Dazu hier der Ausschnitt eines Textes des sich bis vorkurzem im Hungerstreik (im griechischen Gefängniss aus Protest gegen seine Abschiebung in die Türkei) befundenem türkischen Genossen Turgut Kaya:

“Diese Angriffe des griechischen Staates sind tatsächlich Angriffe gegen meine kommunistische revolutionäre politische Identität. Dieser Angriff ist eine direkte Fortsetzung der Angriffe gegen TKP/ML und ATIK-Aktivistinnen und Aktivisten aus dem Jahre 2015, die unter der Führung des deutschen Imperialismus in ganz Europa und in Kollaboration mit der faschistischen Regierung unter Erdoğan und dem türkischen Regime stattgefunden haben.”(4)

Wir können feststellen das sich der oben zitierte Auspruch von Bethmann Hollwegs zum Völkermord an den Armeniern auch noch heute für die Beschreibung deutscher Politik verwenden lässt ändern wir ihn nur minimal:«unser einziges Ziel ist es die Türkei an unserer Seite zuhalten gleichgültig ob darüber die Kurden oder Demokraten in der Türkei zugrunde gehen oder nicht.»
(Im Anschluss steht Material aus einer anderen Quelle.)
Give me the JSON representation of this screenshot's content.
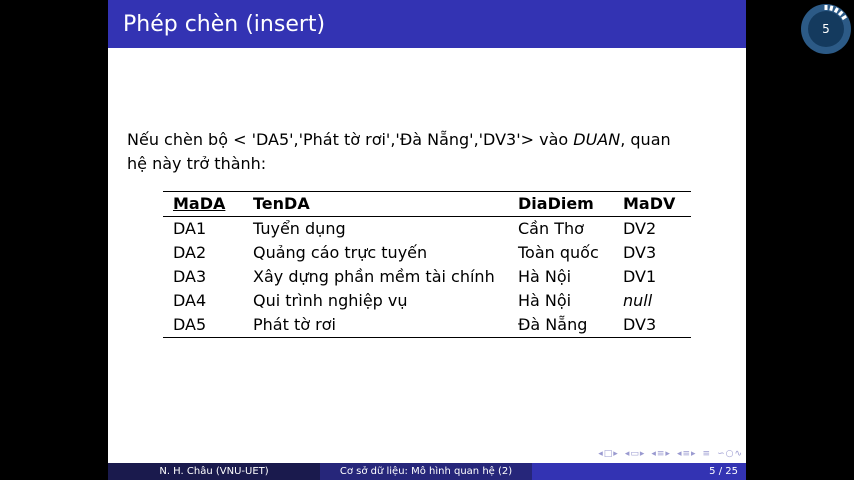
{
  "slide": {
    "title": "Phép chèn (insert)",
    "text_line1_a": "Nếu chèn bộ < 'DA5','Phát tờ rơi','Đà Nẵng','DV3'> vào ",
    "text_line1_rel": "DUAN",
    "text_line1_b": ", quan",
    "text_line2": "hệ này trở thành:"
  },
  "table": {
    "headers": [
      "MaDA",
      "TenDA",
      "DiaDiem",
      "MaDV"
    ],
    "rows": [
      [
        "DA1",
        "Tuyển dụng",
        "Cần Thơ",
        "DV2"
      ],
      [
        "DA2",
        "Quảng cáo trực tuyến",
        "Toàn quốc",
        "DV3"
      ],
      [
        "DA3",
        "Xây dựng phần mềm tài chính",
        "Hà Nội",
        "DV1"
      ],
      [
        "DA4",
        "Qui trình nghiệp vụ",
        "Hà Nội",
        "null"
      ],
      [
        "DA5",
        "Phát tờ rơi",
        "Đà Nẵng",
        "DV3"
      ]
    ]
  },
  "footer": {
    "author": "N. H. Châu  (VNU-UET)",
    "course": "Cơ sở dữ liệu: Mô hình quan hệ (2)",
    "page": "5 / 25"
  },
  "badge": {
    "number": "5",
    "progress": 0.2
  },
  "colors": {
    "title_bar": "#3333b3",
    "footer_left": "#1a1a4d",
    "footer_mid": "#26267a",
    "footer_right": "#3333b3"
  }
}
Auch wenn die Beziehungen zwischen der Türkei und Deutschland sicher vielschichtig und zum Teil von Spannungen geprägt sind, auch wenn sich die deutsche Regierung in ihrem Interesse (und im Interesse des deutschen Kapitals) sicher zuweilen eine andere Regierung in Ankara wünschen dürfte, so geschieht das jedoch nicht aus demokratischen oder menschenrechtsbezogegenen Erwägungen. Was man sich, aus deutscher Sicht, tatsächlich wünscht, wäre höchstens eine handzahmere Regierung in Ankara. Ganz gleich ob demokratisch oder faschistisch. Denn natürlich gilt eine stabile Türkei als Garant für das reibungslose Abschöpfen von Profit.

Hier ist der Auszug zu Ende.